It is that time of year for everything spooky. You drive down the road and see witches, ghosts, spiders, skeletons, and graveyards galore littering yards and store fronts. In honor of Halloween, I leave you with a few haunting recommendations from my personal shelves to your’s . . .
If you are looking for a quick, classic horror, nothing will get your pulse beating faster than Edgar Allan Poe’s The Tell-Tale Heart. For a longer classical scare, you can turn to The Haunting of Hill House by Shirley Jackson.
If you are looking for some more modern terror, then you would probably prefer The Shining by Stephen King. You always thought the movie gave you nightmares; wait until you read the book! Would a combination of modern and classic intrigue you? Then, John Connolly’s The Book of Lost Things would certainly bring the grim(m) your way.
Maybe you prefer a real-life twist to your scare? The Devil in the White City by Erik Larson is sure to fill your need and add some random facts to your trivia bank along the way. And, in case you want the reality feel, but not the non-fiction tag, then maybe False Memory by Dean Koontz would be a better choice for you?
Are you wanting something for the younger crowd? I revert to the animal monster of Bunnicula by James Howe or for the youngest crowd, Arthur’s Halloween by Marc Brown.

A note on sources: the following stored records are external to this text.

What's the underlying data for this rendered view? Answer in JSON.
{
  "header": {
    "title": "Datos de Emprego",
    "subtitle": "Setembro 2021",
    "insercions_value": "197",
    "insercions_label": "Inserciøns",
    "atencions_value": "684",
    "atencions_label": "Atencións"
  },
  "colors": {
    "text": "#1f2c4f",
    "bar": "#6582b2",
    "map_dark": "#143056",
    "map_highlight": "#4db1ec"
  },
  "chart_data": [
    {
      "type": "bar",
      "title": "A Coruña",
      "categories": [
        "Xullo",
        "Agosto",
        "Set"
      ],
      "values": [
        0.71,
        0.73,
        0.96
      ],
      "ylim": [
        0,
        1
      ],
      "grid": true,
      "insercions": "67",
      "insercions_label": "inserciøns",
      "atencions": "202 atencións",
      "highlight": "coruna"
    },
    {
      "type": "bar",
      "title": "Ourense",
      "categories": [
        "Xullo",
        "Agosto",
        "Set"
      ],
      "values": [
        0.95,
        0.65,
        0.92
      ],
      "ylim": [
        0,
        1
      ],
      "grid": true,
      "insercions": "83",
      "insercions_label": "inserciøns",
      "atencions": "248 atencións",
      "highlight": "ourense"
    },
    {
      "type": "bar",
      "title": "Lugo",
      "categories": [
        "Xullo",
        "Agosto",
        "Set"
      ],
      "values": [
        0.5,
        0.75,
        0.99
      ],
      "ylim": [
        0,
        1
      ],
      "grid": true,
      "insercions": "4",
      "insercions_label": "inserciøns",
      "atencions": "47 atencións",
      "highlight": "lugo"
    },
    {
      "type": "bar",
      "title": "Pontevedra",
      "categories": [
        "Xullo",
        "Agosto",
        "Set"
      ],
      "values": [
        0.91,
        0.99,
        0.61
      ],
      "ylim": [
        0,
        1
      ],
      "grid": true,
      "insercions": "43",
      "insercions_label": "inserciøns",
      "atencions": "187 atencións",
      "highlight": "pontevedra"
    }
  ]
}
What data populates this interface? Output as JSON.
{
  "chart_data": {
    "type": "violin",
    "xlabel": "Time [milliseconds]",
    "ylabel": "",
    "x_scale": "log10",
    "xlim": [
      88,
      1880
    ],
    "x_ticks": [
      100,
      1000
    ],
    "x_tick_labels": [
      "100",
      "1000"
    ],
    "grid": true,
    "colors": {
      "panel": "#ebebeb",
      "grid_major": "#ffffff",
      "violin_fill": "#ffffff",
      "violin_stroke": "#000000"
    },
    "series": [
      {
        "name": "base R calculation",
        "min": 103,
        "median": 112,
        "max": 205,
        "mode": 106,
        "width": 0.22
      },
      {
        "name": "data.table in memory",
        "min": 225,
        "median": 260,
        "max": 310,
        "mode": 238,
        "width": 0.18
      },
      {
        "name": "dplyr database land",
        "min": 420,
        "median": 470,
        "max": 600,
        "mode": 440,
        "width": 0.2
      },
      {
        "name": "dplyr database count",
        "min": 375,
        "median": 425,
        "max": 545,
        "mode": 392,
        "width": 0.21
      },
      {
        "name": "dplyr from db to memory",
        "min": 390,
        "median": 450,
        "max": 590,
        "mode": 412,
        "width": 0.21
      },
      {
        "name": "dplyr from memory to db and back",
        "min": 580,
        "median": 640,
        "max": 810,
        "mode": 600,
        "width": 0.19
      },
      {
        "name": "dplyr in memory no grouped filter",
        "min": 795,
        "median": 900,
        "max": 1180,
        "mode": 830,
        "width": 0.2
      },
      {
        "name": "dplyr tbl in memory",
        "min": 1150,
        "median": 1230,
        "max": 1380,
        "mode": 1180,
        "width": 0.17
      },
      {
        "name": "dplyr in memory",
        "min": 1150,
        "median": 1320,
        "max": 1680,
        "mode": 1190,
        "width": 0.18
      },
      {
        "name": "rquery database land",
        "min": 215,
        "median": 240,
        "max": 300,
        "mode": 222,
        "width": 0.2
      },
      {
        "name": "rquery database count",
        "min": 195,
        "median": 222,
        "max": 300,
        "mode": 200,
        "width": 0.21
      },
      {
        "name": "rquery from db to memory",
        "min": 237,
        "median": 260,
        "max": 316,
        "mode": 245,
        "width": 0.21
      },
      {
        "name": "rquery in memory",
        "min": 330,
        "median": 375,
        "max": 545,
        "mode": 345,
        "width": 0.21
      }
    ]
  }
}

There are truly a number of books that leave you haunting for more. Here are a few other tales that you may want to explore that sit on my shelves or that our readers recommend:
- Rebecca by Daphne Du Maurier
- The Graveyard Book by Neil Gaiman
- The Newsflesh Trilogy by Mira Grant
- Heart-Shaped Box by Joe Hill
- Pet Sematary by Stephen King
- Intensity by Dean Koontz
- The Monstrumologist by Rick Yancey
What books would you add to this list?